Identity Malta refusing to publish agency stats on passport sales

Identity Malta is refusing to give MaltaToday a breakdown of accredited agencies that have successfully sold the Individual Investor Programme, leading to the filing of complaints with IIP regulator.

Identity Malta passport
Identity Malta passport

The agency responsible for the sale of Maltese citizenship is refusing to give MaltaToday a breakdown of all the accredited agencies that had successfully sold the Individual Investor Programme.

Identity Malta turned down MaltaToday’s freedom of information request for a list of all the firms whose applications for citizenship were either accepted or turned down.

Malta’s IIP has 154 agents promoting and selling citizenship to the global elite for €650,000 a passport. Applicants must also commit to acquire a property worth €350,000 or rent an apartment for five years for at least €16,000 per annum, and invest €150,000 in government stocks.

No data however is publicly available about which of these agencies were successful at promoting their clients, who must pass through a due diligence exercise before being finally accepted as citizens by Identity Malta.

MaltaToday has filed a complaint with both the IIP regulator, as well as the Information and Data Protection Commissioner, to review the FOI request.

In its refusal, Identity Malta insisted that the information requested was confidential commercial information “in view of the reasonably predictable, substantially adverse effects on the financial and property interests of the Government and… insofar as the information requested could reasonably be expected to have a substantial adverse effect on the proper and efficient conduct of the operations of a public authority and the public interest that is served by non-disclosure outweighs the public interest in disclosure.”

The regulator for the IIP, an independent officer who reviews annual data on the sale of citizenships, already publishes information on how many successful applications take place, as well as the geographical distribution of the applications.

In 2016, a MaltaToday story on the residential properties of successful IIP citizens not being worth €350,000, led to the creation of a compliance unit at Identity Malta to investigate potential abuses.

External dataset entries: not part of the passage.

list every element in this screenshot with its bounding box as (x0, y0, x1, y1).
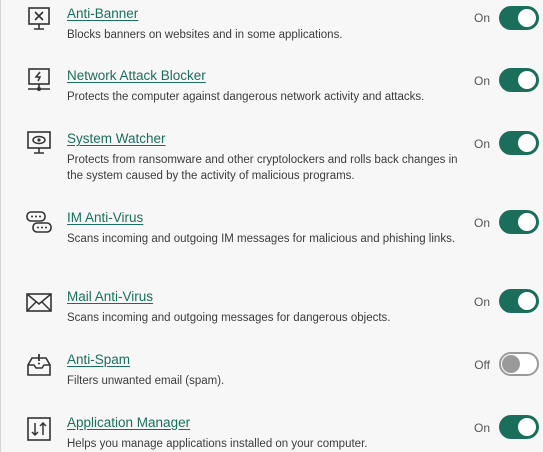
mail-anti-virus-toggle[interactable] (499, 289, 539, 313)
im-anti-virus-toggle[interactable] (499, 210, 539, 234)
component-title[interactable]: System Watcher (67, 131, 166, 146)
status-text: On (473, 74, 490, 88)
component-description: Protects from ransomware and other crypt… (67, 154, 458, 182)
anti-banner-toggle[interactable] (499, 6, 539, 30)
component-title[interactable]: Application Manager (67, 415, 190, 430)
toggle-knob (518, 71, 536, 89)
toggle-knob (518, 292, 536, 310)
component-title[interactable]: Anti-Spam (67, 352, 130, 367)
system-watcher-toggle[interactable] (499, 131, 539, 155)
status-text: On (473, 295, 490, 309)
toggle-knob (518, 213, 536, 231)
network-monitor-icon (25, 68, 53, 96)
status-text: On (473, 421, 490, 435)
app-manager-icon (25, 415, 53, 443)
component-description: Blocks banners on websites and in some a… (67, 29, 343, 41)
banner-block-icon (25, 6, 53, 34)
component-title[interactable]: IM Anti-Virus (67, 210, 143, 225)
status-text: Off (474, 358, 490, 372)
inbox-alert-icon (25, 352, 53, 380)
application-manager-toggle[interactable] (499, 415, 539, 439)
component-description: Scans incoming and outgoing messages for… (67, 312, 391, 324)
monitor-eye-icon (25, 131, 53, 159)
component-title[interactable]: Anti-Banner (67, 6, 138, 21)
component-description: Helps you manage applications installed … (67, 438, 368, 450)
toggle-knob (518, 134, 536, 152)
component-title[interactable]: Network Attack Blocker (67, 68, 206, 83)
component-description: Filters unwanted email (spam). (67, 375, 225, 387)
toggle-knob (502, 355, 520, 373)
component-description: Scans incoming and outgoing IM messages … (67, 233, 456, 245)
toggle-knob (518, 418, 536, 436)
toggle-knob (518, 9, 536, 27)
anti-spam-toggle[interactable] (499, 352, 539, 376)
component-description: Protects the computer against dangerous … (67, 91, 425, 103)
chat-bubbles-icon (25, 210, 53, 238)
protection-components-list: Anti-Banner Blocks banners on websites a… (0, 0, 543, 452)
network-attack-blocker-toggle[interactable] (499, 68, 539, 92)
status-text: On (473, 137, 490, 151)
status-text: On (473, 11, 490, 25)
component-title[interactable]: Mail Anti-Virus (67, 289, 153, 304)
status-text: On (473, 216, 490, 230)
envelope-icon (25, 289, 53, 317)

In an investigation carried out by the regulator of the IIP, it turned out that in the 13 cases selected by MaltaToday, 11 had leased their premises and in six of these cases the lease value was “nearly equal to the threshold” save for a €200 difference.

The regulator said this statistic implied the figure had been rounded upwards so that the rental would be in line with the IIP rules, or that the applicants had specifically selected a property that did not significantly exceed the minimum €16,000 threshold.

Identity Malta started to request accredited agents to provide a qualified architect’s declaration to confirm the values of the properties being leased and purchased; and has set up a Compliance Unit tasked with monitoring and investigating potential abuses.